Жильцы относились к доктору не очень дружелюбно. Он-то был с ними приветлив и почтителен, но когда однажды утром он спросил изможденного и молчаливого ночного портье: «А как вас зовут?», этот изуродованный артритом старик (он работал лишь два дня в неделю и жил на заднем дворе в комнатушке над прачечной) ответил угрюмым, презрительным взглядом. Хозяйка была любезна, говорила о погоде, но не удержалась и высказала неудовольствие его игрой… на скрипке. «Жаль, что она звучит так тоскливо. Поймите меня, я забочусь об интересах жильцов. Прошу вас, не играйте на ней после восьми». Но доктор, не дослушав просьбы, уже вторил хозяйке: «Вы совершенно правы, миссис Хинчингхорн! Какой это мрачный инструмент!»
Его растрогало, что в тот же день хозяйка, решив не ударить лицом в грязь, принялась барабанить на своем расстроенном рояле.
Долговязый голландец открывал рот — и нередко — единственно для того, чтобы сообщить, что идет с очередной жалобой к хозяйке, и обе мисс Куни, немолодые, рыжеволосые, кажется близнецы (а может, и вообще не сестры), жили в одной комнате, все время улыбались, но не произносили ни слова. Доктор не знал, что они сорок лет проработали на телефонной станции и все сорок лет подряд слушали чужие разговоры, не имея возможности поболтать сами, так о чем же говорить сейчас, на пенсии? И все-таки был среди жильцов и один весельчак — мясник с бойни; он гордился своей профессией и любил показывать (само собой, только жестами), как он разделывает тушу. Пока варилась еда, мясник метался по кухне, не сводя глаз с часов, и, лишь только она была готова, мгновенно ее заглатывал и громко рыгал.

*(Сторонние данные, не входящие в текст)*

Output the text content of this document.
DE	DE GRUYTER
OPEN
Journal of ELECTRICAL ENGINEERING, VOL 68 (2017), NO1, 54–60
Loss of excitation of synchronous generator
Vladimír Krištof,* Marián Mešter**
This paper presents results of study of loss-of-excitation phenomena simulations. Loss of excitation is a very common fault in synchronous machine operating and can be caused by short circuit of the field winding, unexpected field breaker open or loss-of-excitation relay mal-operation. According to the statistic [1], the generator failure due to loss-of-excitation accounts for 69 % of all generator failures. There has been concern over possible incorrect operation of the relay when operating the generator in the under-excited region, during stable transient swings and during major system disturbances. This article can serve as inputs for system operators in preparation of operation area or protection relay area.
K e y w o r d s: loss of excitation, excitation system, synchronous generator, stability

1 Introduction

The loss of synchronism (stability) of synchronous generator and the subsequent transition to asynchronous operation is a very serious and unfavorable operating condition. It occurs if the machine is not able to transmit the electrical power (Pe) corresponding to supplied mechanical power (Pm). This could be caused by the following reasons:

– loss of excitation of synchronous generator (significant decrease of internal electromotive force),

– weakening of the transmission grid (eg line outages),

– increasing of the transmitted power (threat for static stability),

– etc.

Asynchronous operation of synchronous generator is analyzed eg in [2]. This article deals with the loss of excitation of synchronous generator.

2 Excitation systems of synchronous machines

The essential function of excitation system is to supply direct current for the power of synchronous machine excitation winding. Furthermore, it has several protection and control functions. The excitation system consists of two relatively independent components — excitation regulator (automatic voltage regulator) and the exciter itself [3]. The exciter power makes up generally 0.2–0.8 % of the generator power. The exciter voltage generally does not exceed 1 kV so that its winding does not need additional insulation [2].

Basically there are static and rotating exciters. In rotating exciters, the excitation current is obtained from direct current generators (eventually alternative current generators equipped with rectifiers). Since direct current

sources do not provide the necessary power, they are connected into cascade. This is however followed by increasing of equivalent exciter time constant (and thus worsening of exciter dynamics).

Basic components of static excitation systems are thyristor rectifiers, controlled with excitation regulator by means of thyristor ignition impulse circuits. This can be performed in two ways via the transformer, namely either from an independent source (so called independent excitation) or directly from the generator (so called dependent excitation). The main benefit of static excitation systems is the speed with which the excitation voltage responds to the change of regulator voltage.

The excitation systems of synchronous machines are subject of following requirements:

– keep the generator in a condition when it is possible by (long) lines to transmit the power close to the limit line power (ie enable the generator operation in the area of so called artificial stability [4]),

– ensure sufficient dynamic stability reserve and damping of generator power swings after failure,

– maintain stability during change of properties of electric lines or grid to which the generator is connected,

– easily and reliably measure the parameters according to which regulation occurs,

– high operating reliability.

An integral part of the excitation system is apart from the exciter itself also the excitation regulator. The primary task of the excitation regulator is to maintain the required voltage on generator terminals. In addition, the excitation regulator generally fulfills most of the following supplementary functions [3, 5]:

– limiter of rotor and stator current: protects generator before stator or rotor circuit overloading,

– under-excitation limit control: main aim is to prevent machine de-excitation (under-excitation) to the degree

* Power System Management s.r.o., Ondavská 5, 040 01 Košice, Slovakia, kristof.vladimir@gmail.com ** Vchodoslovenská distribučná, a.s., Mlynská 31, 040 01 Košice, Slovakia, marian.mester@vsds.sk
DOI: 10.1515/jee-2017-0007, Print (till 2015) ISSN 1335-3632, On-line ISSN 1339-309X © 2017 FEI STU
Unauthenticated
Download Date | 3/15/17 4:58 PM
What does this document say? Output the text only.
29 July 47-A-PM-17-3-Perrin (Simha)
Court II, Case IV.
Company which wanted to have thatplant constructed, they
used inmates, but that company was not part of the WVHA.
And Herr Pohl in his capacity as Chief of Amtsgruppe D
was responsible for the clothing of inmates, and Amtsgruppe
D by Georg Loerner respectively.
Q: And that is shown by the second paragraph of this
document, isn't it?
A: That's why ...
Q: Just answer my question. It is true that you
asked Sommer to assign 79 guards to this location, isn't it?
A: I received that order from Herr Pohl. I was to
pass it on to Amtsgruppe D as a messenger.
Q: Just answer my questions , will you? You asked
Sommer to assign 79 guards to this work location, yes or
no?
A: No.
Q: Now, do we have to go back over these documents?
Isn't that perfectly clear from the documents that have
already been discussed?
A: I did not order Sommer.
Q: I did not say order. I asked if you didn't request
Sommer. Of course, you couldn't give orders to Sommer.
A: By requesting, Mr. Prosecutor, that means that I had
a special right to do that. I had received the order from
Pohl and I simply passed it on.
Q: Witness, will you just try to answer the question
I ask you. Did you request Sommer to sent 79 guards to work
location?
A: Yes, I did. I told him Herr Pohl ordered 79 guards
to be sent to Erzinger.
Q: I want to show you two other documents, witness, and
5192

Но вот однажды поздно вечером, когда доктор жарил себе гренки, в кухню, с шумом распахнув дверь, ввалился здоровенный маори в рваной фуфайке и трещавших по швам штанах — он шел в обнимку с двумя трещавшими по швам мешками с мидиями; на груди у него болтался старый железный котел, а рядом гавайская гитара, которая в сравнении с ним казалась просто игрушечной. Детина поздоровался с доктором, поставил котел с мидиями на плиту и, извинившись, удалился в свою комнату. По лестнице загрохотали сапоги — доктор улыбнулся, но, когда он вернулся с гренками к себе в комнату, ему стало не до смеха. Над головой затренькала гитара, маори запел, а на кухне поднялся страшный гвалт. И хозяйку, и обеих мисс Куни привел туда ни с чем не сравнимый аромат вареных мидий. Посыпалась брань, да еще какая! Одна из мисс Куни угрожающе кричала: «Если вы не вытурите его сию же минуту!..»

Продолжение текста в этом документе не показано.